Jeanne susplugas, Bases de données littéraires

Le des­sin et ses masques

Cédant dans son délire à la ten­ta­tion de la réa­lité, Jeanne Sus­plu­gas hante ses images de mots et ses mots d’images même si celles-ci gardent la tran­quillité des sta­tues — mais pas for­cé­ment celle de la Liberté – et pro­duisent l’intensité de fêtes païennes et de leur délire.
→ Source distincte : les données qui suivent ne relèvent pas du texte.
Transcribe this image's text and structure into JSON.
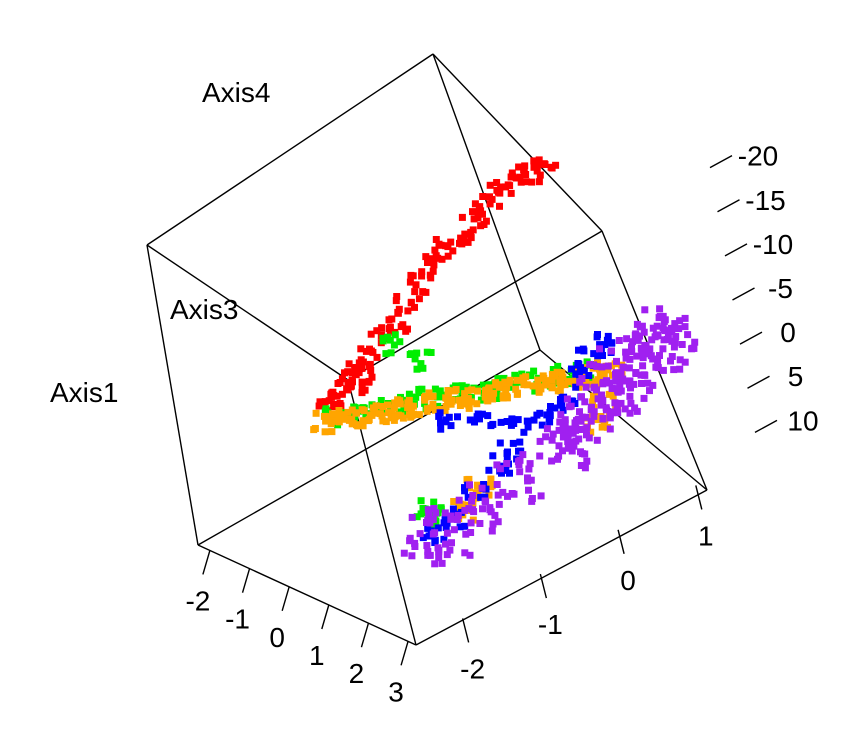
{
  "chart_data": {
    "type": "scatter",
    "title": "",
    "axes": {
      "axis1": {
        "label": "Axis1",
        "ticks": [
          "-2",
          "-1",
          "0",
          "1",
          "2",
          "3"
        ],
        "range": [
          -2.3,
          3.2
        ]
      },
      "axis3": {
        "label": "Axis3",
        "ticks": [
          "-2",
          "-1",
          "0",
          "1"
        ],
        "range": [
          -2.6,
          1.8
        ]
      },
      "axis4": {
        "label": "Axis4",
        "ticks": [
          "-20",
          "-15",
          "-10",
          "-5",
          "0",
          "5",
          "10"
        ],
        "range": [
          -22,
          12
        ]
      }
    },
    "grid": false,
    "legend": "none",
    "colors": {
      "red": "#ff0000",
      "orange": "#ffa500",
      "green": "#00ee00",
      "blue": "#0000ff",
      "purple": "#a020f0"
    },
    "series": [
      {
        "color": "red",
        "points": [
          {
            "a1": -1.9,
            "a3": -0.7,
            "a4": 3.0
          },
          {
            "a1": -1.8,
            "a3": -0.6,
            "a4": 1.5
          },
          {
            "a1": -1.6,
            "a3": -0.5,
            "a4": -0.5
          },
          {
            "a1": -1.4,
            "a3": -0.4,
            "a4": -2.5
          },
          {
            "a1": -1.2,
            "a3": -0.3,
            "a4": -4.0
          },
          {
            "a1": -1.0,
            "a3": -0.2,
            "a4": -6.0
          },
          {
            "a1": -0.8,
            "a3": -0.1,
            "a4": -8.0
          },
          {
            "a1": -0.6,
            "a3": 0.0,
            "a4": -10.0
          },
          {
            "a1": -0.4,
            "a3": 0.1,
            "a4": -12.0
          },
          {
            "a1": -0.2,
            "a3": 0.2,
            "a4": -13.5
          },
          {
            "a1": 0.0,
            "a3": 0.3,
            "a4": -15.0
          },
          {
            "a1": 0.2,
            "a3": 0.4,
            "a4": -16.5
          },
          {
            "a1": 0.4,
            "a3": 0.5,
            "a4": -18.0
          },
          {
            "a1": 0.6,
            "a3": 0.6,
            "a4": -19.0
          },
          {
            "a1": 0.8,
            "a3": 0.7,
            "a4": -20.0
          },
          {
            "a1": 1.0,
            "a3": 0.8,
            "a4": -21.0
          },
          {
            "a1": -2.0,
            "a3": -0.9,
            "a4": 4.5
          },
          {
            "a1": -1.7,
            "a3": -1.0,
            "a4": 2.5
          },
          {
            "a1": -1.5,
            "a3": -0.8,
            "a4": 1.0
          },
          {
            "a1": -1.3,
            "a3": -0.7,
            "a4": 0.0
          }
        ]
      },
      {
        "color": "green",
        "points": [
          {
            "a1": -2.1,
            "a3": -0.8,
            "a4": 6.0
          },
          {
            "a1": -1.8,
            "a3": -0.7,
            "a4": 5.5
          },
          {
            "a1": -1.5,
            "a3": -0.6,
            "a4": 5.0
          },
          {
            "a1": -1.2,
            "a3": -0.5,
            "a4": 4.5
          },
          {
            "a1": -0.9,
            "a3": -0.4,
            "a4": 4.0
          },
          {
            "a1": -0.6,
            "a3": -0.3,
            "a4": 3.5
          },
          {
            "a1": -0.3,
            "a3": -0.2,
            "a4": 3.0
          },
          {
            "a1": 0.0,
            "a3": -0.1,
            "a4": 2.5
          },
          {
            "a1": 0.3,
            "a3": 0.0,
            "a4": 2.0
          },
          {
            "a1": 0.6,
            "a3": 0.1,
            "a4": 1.5
          },
          {
            "a1": 0.9,
            "a3": 0.2,
            "a4": 1.0
          },
          {
            "a1": 1.2,
            "a3": 0.3,
            "a4": 0.5
          },
          {
            "a1": 1.5,
            "a3": 0.4,
            "a4": 0.0
          },
          {
            "a1": 1.8,
            "a3": 0.5,
            "a4": -0.5
          },
          {
            "a1": -1.4,
            "a3": -0.3,
            "a4": -1.0
          },
          {
            "a1": -1.0,
            "a3": -0.2,
            "a4": 0.5
          },
          {
            "a1": 2.0,
            "a3": -1.6,
            "a4": 3.5
          },
          {
            "a1": 2.2,
            "a3": -1.8,
            "a4": 4.0
          }
        ]
      },
      {
        "color": "orange",
        "points": [
          {
            "a1": -2.2,
            "a3": -0.9,
            "a4": 6.5
          },
          {
            "a1": -1.9,
            "a3": -0.8,
            "a4": 6.0
          },
          {
            "a1": -1.6,
            "a3": -0.7,
            "a4": 5.5
          },
          {
            "a1": -1.3,
            "a3": -0.6,
            "a4": 5.0
          },
          {
            "a1": -1.0,
            "a3": -0.5,
            "a4": 4.5
          },
          {
            "a1": -0.7,
            "a3": -0.4,
            "a4": 4.0
          },
          {
            "a1": -0.4,
            "a3": -0.3,
            "a4": 3.5
          },
          {
            "a1": -0.1,
            "a3": -0.2,
            "a4": 3.0
          },
          {
            "a1": 0.2,
            "a3": -0.1,
            "a4": 2.5
          },
          {
            "a1": 0.5,
            "a3": 0.0,
            "a4": 2.0
          },
          {
            "a1": 0.8,
            "a3": 0.1,
            "a4": 1.5
          },
          {
            "a1": 1.1,
            "a3": 0.2,
            "a4": 1.0
          },
          {
            "a1": 1.4,
            "a3": 0.3,
            "a4": 0.5
          },
          {
            "a1": 1.7,
            "a3": 0.4,
            "a4": 0.0
          },
          {
            "a1": 2.0,
            "a3": 0.5,
            "a4": -0.5
          },
          {
            "a1": 2.3,
            "a3": 0.6,
            "a4": -1.0
          },
          {
            "a1": 2.5,
            "a3": 0.4,
            "a4": 1.0
          },
          {
            "a1": 2.7,
            "a3": 0.2,
            "a4": 2.0
          },
          {
            "a1": 2.4,
            "a3": -1.2,
            "a4": 3.0
          },
          {
            "a1": 2.6,
            "a3": -1.5,
            "a4": 3.5
          }
        ]
      },
      {
        "color": "blue",
        "points": [
          {
            "a1": -0.2,
            "a3": -0.3,
            "a4": 5.0
          },
          {
            "a1": 0.4,
            "a3": -0.2,
            "a4": 4.5
          },
          {
            "a1": 1.0,
            "a3": -0.1,
            "a4": 4.0
          },
          {
            "a1": 1.5,
            "a3": 0.0,
            "a4": 3.0
          },
          {
            "a1": 1.9,
            "a3": 0.1,
            "a4": 2.0
          },
          {
            "a1": 2.1,
            "a3": 0.2,
            "a4": 0.0
          },
          {
            "a1": 2.2,
            "a3": 0.3,
            "a4": -2.0
          },
          {
            "a1": 2.3,
            "a3": 0.4,
            "a4": -3.5
          },
          {
            "a1": 2.4,
            "a3": 0.5,
            "a4": -5.0
          },
          {
            "a1": 2.1,
            "a3": -0.8,
            "a4": 3.0
          },
          {
            "a1": 2.3,
            "a3": -1.2,
            "a4": 3.5
          },
          {
            "a1": 2.5,
            "a3": -1.6,
            "a4": 4.0
          },
          {
            "a1": 2.6,
            "a3": -1.9,
            "a4": 4.5
          },
          {
            "a1": 1.8,
            "a3": -0.5,
            "a4": 3.5
          }
        ]
      },
      {
        "color": "purple",
        "points": [
          {
            "a1": 2.4,
            "a3": 0.6,
            "a4": -1.5
          },
          {
            "a1": 2.6,
            "a3": 0.8,
            "a4": -2.0
          },
          {
            "a1": 2.8,
            "a3": 1.0,
            "a4": -2.5
          },
          {
            "a1": 2.9,
            "a3": 1.2,
            "a4": -3.0
          },
          {
            "a1": 2.7,
            "a3": 0.3,
            "a4": -0.5
          },
          {
            "a1": 2.9,
            "a3": 0.0,
            "a4": 0.5
          },
          {
            "a1": 3.0,
            "a3": -0.4,
            "a4": 1.5
          },
          {
            "a1": 2.8,
            "a3": -0.9,
            "a4": 2.5
          },
          {
            "a1": 2.7,
            "a3": -1.4,
            "a4": 3.5
          },
          {
            "a1": 2.8,
            "a3": -1.8,
            "a4": 4.0
          },
          {
            "a1": 2.6,
            "a3": -2.0,
            "a4": 4.5
          },
          {
            "a1": 3.0,
            "a3": 0.5,
            "a4": -1.0
          },
          {
            "a1": 2.5,
            "a3": 1.1,
            "a4": -3.5
          },
          {
            "a1": 3.1,
            "a3": -0.2,
            "a4": 0.0
          }
        ]
      }
    ]
  }
}
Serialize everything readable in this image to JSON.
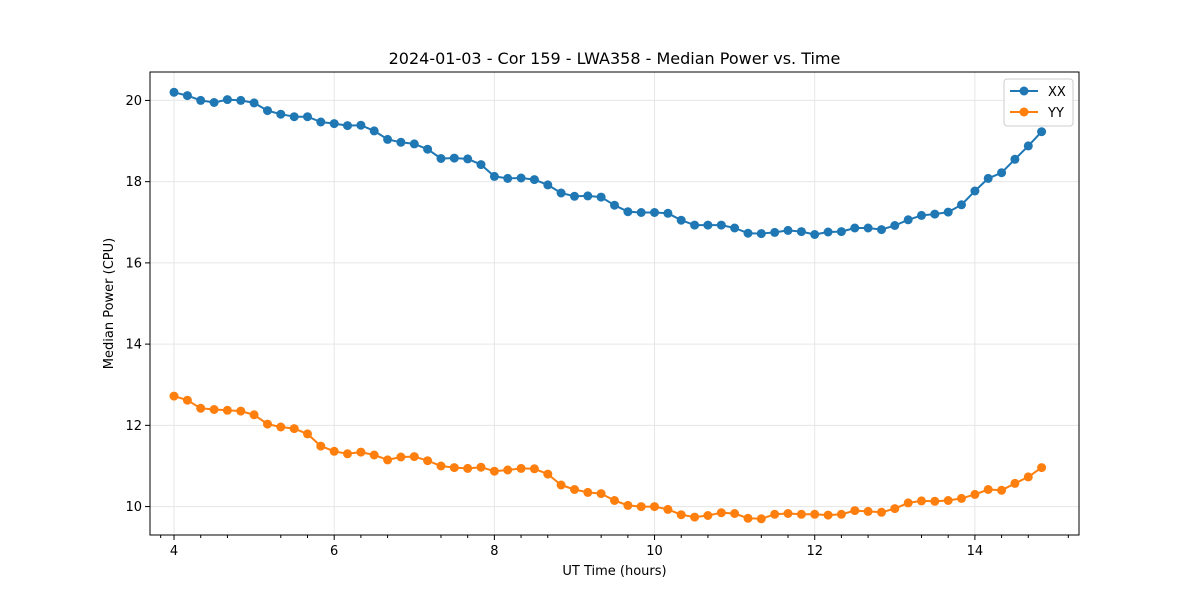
{
  "chart_data": {
    "type": "line",
    "title": "2024-01-03 - Cor 159 - LWA358 - Median Power vs. Time",
    "xlabel": "UT Time (hours)",
    "ylabel": "Median Power (CPU)",
    "xlim": [
      3.7,
      15.3
    ],
    "ylim": [
      9.3,
      20.7
    ],
    "xticks": [
      4,
      6,
      8,
      10,
      12,
      14
    ],
    "yticks": [
      10,
      12,
      14,
      16,
      18,
      20
    ],
    "xtick_labels": [
      "4",
      "6",
      "8",
      "10",
      "12",
      "14"
    ],
    "ytick_labels": [
      "10",
      "12",
      "14",
      "16",
      "18",
      "20"
    ],
    "x_minor_ticks": [
      3.8333,
      4.3333,
      4.6667,
      5.3333,
      5.6667,
      6.3333,
      6.6667,
      7.3333,
      7.6667,
      8.3333,
      8.6667,
      9.3333,
      9.6667,
      10.3333,
      10.6667,
      11.3333,
      11.6667,
      12.3333,
      12.6667,
      13.3333,
      13.6667,
      14.3333,
      14.6667,
      15.1667
    ],
    "grid": true,
    "legend_position": "top-right",
    "x": [
      4.0,
      4.1667,
      4.3333,
      4.5,
      4.6667,
      4.8333,
      5.0,
      5.1667,
      5.3333,
      5.5,
      5.6667,
      5.8333,
      6.0,
      6.1667,
      6.3333,
      6.5,
      6.6667,
      6.8333,
      7.0,
      7.1667,
      7.3333,
      7.5,
      7.6667,
      7.8333,
      8.0,
      8.1667,
      8.3333,
      8.5,
      8.6667,
      8.8333,
      9.0,
      9.1667,
      9.3333,
      9.5,
      9.6667,
      9.8333,
      10.0,
      10.1667,
      10.3333,
      10.5,
      10.6667,
      10.8333,
      11.0,
      11.1667,
      11.3333,
      11.5,
      11.6667,
      11.8333,
      12.0,
      12.1667,
      12.3333,
      12.5,
      12.6667,
      12.8333,
      13.0,
      13.1667,
      13.3333,
      13.5,
      13.6667,
      13.8333,
      14.0,
      14.1667,
      14.3333,
      14.5,
      14.6667,
      14.8333
    ],
    "series": [
      {
        "name": "XX",
        "color": "#1f77b4",
        "values": [
          20.2,
          20.12,
          20.0,
          19.95,
          20.02,
          20.0,
          19.94,
          19.75,
          19.66,
          19.6,
          19.6,
          19.47,
          19.43,
          19.38,
          19.39,
          19.25,
          19.04,
          18.97,
          18.93,
          18.8,
          18.57,
          18.58,
          18.56,
          18.42,
          18.13,
          18.08,
          18.09,
          18.05,
          17.92,
          17.72,
          17.64,
          17.65,
          17.62,
          17.42,
          17.26,
          17.24,
          17.24,
          17.22,
          17.05,
          16.93,
          16.93,
          16.93,
          16.86,
          16.73,
          16.72,
          16.75,
          16.8,
          16.77,
          16.7,
          16.76,
          16.77,
          16.86,
          16.86,
          16.82,
          16.92,
          17.06,
          17.17,
          17.2,
          17.25,
          17.43,
          17.77,
          18.08,
          18.22,
          18.55,
          18.88,
          19.23
        ]
      },
      {
        "name": "YY",
        "color": "#ff7f0e",
        "values": [
          12.72,
          12.62,
          12.42,
          12.39,
          12.37,
          12.35,
          12.26,
          12.03,
          11.96,
          11.92,
          11.79,
          11.49,
          11.36,
          11.3,
          11.34,
          11.27,
          11.15,
          11.22,
          11.23,
          11.13,
          11.0,
          10.96,
          10.94,
          10.97,
          10.87,
          10.9,
          10.94,
          10.93,
          10.8,
          10.53,
          10.42,
          10.35,
          10.32,
          10.15,
          10.03,
          10.0,
          10.0,
          9.93,
          9.8,
          9.74,
          9.78,
          9.85,
          9.83,
          9.71,
          9.7,
          9.81,
          9.83,
          9.81,
          9.81,
          9.79,
          9.81,
          9.9,
          9.88,
          9.86,
          9.95,
          10.09,
          10.14,
          10.13,
          10.15,
          10.2,
          10.3,
          10.42,
          10.4,
          10.57,
          10.73,
          10.96
        ]
      }
    ]
  }
}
Pour­sui­vant dans ce livre sa série de des­sins inti­tu­lés « Contai­ners » enta­mée en 2007, elle aligne des fla­cons de phar­ma­cie dont les noms sont rem­pla­cés par des seg­ments phras­tiques issus de ses lec­tures (Des­pentes, Ell­roy, Beig­be­der, Dar­rieus­secq, etc.).
Par des doubles emprunts de formes et de « fonds », l’artiste entre en résis­tance contre les ordres et la bien­séance. Elle y ouvre des brèches puisque les des­sins et les textes qui les accom­pagnent encou­ragent divers types de coïts dans un accrois­se­ment de nulle part. Le reste — si reste il y a — pos­sède l’épaisseur d’une hal­lu­ci­na­tion, d’une locu­tion pro­ver­biale.
Jeanne Sus­plu­gas cultive un art qui est autant de la déri­sion, de la guerre que d’un cer­tain « nei­gisme » (selon le mot de Jacques Lizène) : c’est l’aboutissement de l’art concep­tuel, dans sa forme “nua­giste évo­luée” et du des­sin maté­ria­liste selon une sur­pre­nante façon de retrou­ver, de revi­si­ter l’art figu­ra­tif de repré­sen­ta­tion et la lit­té­ra­ture par la sub­ti­lité des diverses touches d’une cal­li­gra­phie noir sur fond blanc.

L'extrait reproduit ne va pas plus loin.